I took this picture on June 17th at about 12:30 am.

I thought all the clouds made the "sunset" so pretty.

Monday, July 6, 2009

Bears Are So Much Cuter in the Zoo.


As if I don't have enough to think about...

This past Friday night, Frank and I were up too late (around midnight) when we heard some racket outside around the front porch area. Our neighbor can be loud when messing around outside, so we didn't really think much of it. But being the curious (read: nosy) people we are, we wanted to see what was going on. I peeked out the screen door and around the corner, looking up to wear his house is. Then I saw what slightly looked like two legs, about ten feet from me. I thought it was a man, bent over pushing something. I thought, who is stealing what from us? But then after another half of step I saw the rest of it. It was a large BLACK BEAR!! At this point, it heard me and quickened it's step just a little.

Now I'm not one of those people who like to be close to wild animals. I have a HUGE respect for the fact that they are in fact, wild and WILL EAT ME. I came right back inside and told Frank in a loud, freaked out whisper, "It's a bear.

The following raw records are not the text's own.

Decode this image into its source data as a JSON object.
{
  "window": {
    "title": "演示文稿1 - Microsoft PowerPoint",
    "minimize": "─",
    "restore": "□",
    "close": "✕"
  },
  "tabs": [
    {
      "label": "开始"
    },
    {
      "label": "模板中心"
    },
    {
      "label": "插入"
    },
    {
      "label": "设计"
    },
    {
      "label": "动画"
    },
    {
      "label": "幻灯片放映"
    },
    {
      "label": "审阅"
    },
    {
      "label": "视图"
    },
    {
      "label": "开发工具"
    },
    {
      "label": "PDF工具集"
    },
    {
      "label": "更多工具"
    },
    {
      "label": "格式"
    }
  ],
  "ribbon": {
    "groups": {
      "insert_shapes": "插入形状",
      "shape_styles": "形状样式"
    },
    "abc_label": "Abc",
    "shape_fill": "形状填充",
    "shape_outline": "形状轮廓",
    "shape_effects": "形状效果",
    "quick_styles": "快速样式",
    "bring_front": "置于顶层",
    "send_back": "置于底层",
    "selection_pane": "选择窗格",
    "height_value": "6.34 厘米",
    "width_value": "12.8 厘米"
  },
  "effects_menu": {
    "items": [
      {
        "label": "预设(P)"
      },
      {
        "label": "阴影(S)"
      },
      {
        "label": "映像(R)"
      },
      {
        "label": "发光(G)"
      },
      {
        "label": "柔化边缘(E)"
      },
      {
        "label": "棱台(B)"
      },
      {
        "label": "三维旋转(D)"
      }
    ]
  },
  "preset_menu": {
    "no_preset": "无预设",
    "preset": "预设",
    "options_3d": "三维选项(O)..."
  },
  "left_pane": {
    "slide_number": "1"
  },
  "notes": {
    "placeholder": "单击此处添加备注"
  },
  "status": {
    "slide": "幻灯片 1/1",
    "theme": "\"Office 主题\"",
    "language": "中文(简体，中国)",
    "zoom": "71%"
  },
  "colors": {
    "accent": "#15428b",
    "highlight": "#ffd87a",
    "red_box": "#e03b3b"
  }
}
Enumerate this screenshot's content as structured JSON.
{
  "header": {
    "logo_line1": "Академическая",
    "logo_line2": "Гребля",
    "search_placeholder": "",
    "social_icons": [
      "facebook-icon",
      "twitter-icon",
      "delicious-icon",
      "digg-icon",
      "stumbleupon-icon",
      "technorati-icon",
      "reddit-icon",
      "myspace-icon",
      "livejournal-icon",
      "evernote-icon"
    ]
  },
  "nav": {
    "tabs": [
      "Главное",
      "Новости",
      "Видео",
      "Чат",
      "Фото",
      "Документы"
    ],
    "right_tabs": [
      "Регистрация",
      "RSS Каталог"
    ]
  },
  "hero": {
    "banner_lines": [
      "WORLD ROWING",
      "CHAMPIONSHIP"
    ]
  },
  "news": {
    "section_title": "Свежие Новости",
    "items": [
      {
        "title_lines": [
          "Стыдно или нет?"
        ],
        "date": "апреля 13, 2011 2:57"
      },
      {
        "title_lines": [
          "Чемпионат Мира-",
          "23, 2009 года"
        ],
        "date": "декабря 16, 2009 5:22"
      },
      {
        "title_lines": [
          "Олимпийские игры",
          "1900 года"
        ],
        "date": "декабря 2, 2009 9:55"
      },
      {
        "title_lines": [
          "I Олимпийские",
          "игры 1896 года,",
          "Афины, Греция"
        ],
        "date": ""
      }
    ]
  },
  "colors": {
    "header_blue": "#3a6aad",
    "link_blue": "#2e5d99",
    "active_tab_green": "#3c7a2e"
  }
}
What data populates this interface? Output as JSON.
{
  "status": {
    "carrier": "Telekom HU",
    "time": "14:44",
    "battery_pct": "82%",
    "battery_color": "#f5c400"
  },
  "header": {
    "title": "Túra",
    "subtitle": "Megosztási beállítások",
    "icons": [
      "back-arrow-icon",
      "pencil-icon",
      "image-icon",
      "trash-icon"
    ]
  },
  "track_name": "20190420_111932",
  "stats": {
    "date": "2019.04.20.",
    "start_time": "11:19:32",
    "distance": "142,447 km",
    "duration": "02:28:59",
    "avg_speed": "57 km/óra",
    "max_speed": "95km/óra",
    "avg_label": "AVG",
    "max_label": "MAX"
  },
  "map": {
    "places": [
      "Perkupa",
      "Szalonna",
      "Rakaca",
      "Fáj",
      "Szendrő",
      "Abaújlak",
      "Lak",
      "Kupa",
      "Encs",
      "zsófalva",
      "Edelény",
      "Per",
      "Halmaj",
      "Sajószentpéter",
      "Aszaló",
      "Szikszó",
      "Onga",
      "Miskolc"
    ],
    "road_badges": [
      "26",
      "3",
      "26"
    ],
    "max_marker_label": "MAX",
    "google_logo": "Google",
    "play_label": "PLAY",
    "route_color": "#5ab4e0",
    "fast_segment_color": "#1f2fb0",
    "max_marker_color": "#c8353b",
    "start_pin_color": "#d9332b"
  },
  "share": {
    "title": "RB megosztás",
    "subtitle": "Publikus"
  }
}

It's a big black bear!" We were just sitting there with only the screen door between us and a BEAR. It totally could have came inside looking for food. Instead it ate this juice box and rummaged through one of our recycling bins. We followed it around the house via windows until it finally went looking through the neighbors big dumpster they have for their remodel, got bored and went down the driveway, across the street and into the woods...

We tired to take some picutes, but it just didn't work out. Needless to say, the kids' leash just got a little shorter.